Gravel is being dumped from a conveyor belt at a rate of 20 ft3/min, and its coarseness is such that it forms a pile in the shape of a cone whose base diameter and height are always equal. How fast is the height of the pile increasing when the pile is 7 ft high?
To find the rate at which the height of the pile is increasing, we need to use related rates and apply the formula for the volume of a cone.
Let's denote the height of the pile as h, and the radius of the pile (and consequently the base diameter) as r. Since the base diameter and height are always equal, we have r = h.
The volume of a cone can be expressed as V = (1/3) * π * r^2 * h. Since r = h, we can simplify the formula to V = (1/3) * π * h^3.
We are given that the gravel is being dumped at a rate of 20 ft^3/min. This means that the rate of change of the volume of the pile with respect to time, dV/dt, is 20 ft^3/min.

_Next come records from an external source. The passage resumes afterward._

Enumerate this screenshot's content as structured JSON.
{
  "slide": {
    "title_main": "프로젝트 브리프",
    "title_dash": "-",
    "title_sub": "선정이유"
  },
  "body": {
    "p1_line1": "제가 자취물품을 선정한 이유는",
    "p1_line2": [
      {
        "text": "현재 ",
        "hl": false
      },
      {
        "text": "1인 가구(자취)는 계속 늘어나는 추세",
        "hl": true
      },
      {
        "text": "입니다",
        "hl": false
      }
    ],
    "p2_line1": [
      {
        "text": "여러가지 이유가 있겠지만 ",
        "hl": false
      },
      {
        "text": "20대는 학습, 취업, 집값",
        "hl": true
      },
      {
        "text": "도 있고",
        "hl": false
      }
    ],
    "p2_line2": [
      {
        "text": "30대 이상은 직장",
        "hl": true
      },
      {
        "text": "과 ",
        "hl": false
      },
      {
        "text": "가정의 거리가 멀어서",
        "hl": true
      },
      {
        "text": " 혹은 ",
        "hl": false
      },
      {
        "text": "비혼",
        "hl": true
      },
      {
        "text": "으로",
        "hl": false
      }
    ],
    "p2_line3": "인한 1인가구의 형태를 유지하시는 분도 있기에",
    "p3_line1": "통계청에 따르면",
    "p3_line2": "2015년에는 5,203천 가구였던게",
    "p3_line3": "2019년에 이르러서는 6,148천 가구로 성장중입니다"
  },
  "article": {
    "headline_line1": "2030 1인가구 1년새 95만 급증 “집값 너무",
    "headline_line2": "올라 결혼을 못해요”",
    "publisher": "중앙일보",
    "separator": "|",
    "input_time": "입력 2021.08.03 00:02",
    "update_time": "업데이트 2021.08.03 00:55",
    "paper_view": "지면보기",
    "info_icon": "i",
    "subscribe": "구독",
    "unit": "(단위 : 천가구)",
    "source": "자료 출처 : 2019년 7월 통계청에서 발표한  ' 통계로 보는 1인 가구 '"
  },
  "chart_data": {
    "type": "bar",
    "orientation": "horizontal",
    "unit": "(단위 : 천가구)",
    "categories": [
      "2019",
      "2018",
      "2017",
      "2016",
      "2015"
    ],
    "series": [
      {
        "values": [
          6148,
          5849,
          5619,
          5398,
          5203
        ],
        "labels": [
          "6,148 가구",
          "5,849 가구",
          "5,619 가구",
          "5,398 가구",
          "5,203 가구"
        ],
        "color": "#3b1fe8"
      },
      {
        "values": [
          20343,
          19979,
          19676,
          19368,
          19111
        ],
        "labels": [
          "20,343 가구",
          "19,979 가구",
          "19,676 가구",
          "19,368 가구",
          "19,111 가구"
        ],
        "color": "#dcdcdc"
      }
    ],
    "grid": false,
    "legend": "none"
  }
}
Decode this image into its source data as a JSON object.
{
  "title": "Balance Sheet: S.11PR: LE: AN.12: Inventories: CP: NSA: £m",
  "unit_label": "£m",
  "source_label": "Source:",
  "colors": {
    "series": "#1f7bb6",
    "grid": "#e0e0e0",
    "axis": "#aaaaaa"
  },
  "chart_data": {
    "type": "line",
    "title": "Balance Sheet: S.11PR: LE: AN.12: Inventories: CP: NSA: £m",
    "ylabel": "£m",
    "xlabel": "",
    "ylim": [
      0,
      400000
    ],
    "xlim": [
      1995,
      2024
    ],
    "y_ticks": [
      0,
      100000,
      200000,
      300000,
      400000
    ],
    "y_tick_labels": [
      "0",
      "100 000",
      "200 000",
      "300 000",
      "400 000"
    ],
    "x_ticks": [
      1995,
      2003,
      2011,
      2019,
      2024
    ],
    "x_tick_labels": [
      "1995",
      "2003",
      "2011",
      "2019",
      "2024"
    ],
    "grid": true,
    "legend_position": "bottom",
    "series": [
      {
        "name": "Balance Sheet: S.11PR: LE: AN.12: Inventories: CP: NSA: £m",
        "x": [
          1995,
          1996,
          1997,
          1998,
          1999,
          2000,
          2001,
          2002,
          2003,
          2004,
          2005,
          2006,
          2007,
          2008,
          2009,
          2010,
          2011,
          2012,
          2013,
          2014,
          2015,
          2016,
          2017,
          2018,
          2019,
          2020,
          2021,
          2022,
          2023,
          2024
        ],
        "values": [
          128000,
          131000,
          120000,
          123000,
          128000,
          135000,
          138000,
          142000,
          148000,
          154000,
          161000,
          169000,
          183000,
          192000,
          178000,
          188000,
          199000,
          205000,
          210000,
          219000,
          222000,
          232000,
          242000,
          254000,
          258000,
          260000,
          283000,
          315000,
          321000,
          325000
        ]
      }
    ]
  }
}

Using the chain rule, we can find an expression for dV/dt in terms of dh/dt, the rate at which the height is changing:
dV/dt = dV/dh * dh/dt
To find dV/dh, we differentiate V = (1/3) * π * h^3 with respect to h:
dV/dh = π * h^2
Now we can substitute the given values and solve for dh/dt:
20 = π * h^2 * dh/dt
To find the height of the pile when it is 7 ft high, we substitute h = 7 into the equation:
20 = π * 7^2 * dh/dt
Simplifying further:
dh/dt = 20 / (49π)
Therefore, the height of the pile is increasing at a rate of (20 / (49π)) ft/min when the pile is 7 ft high.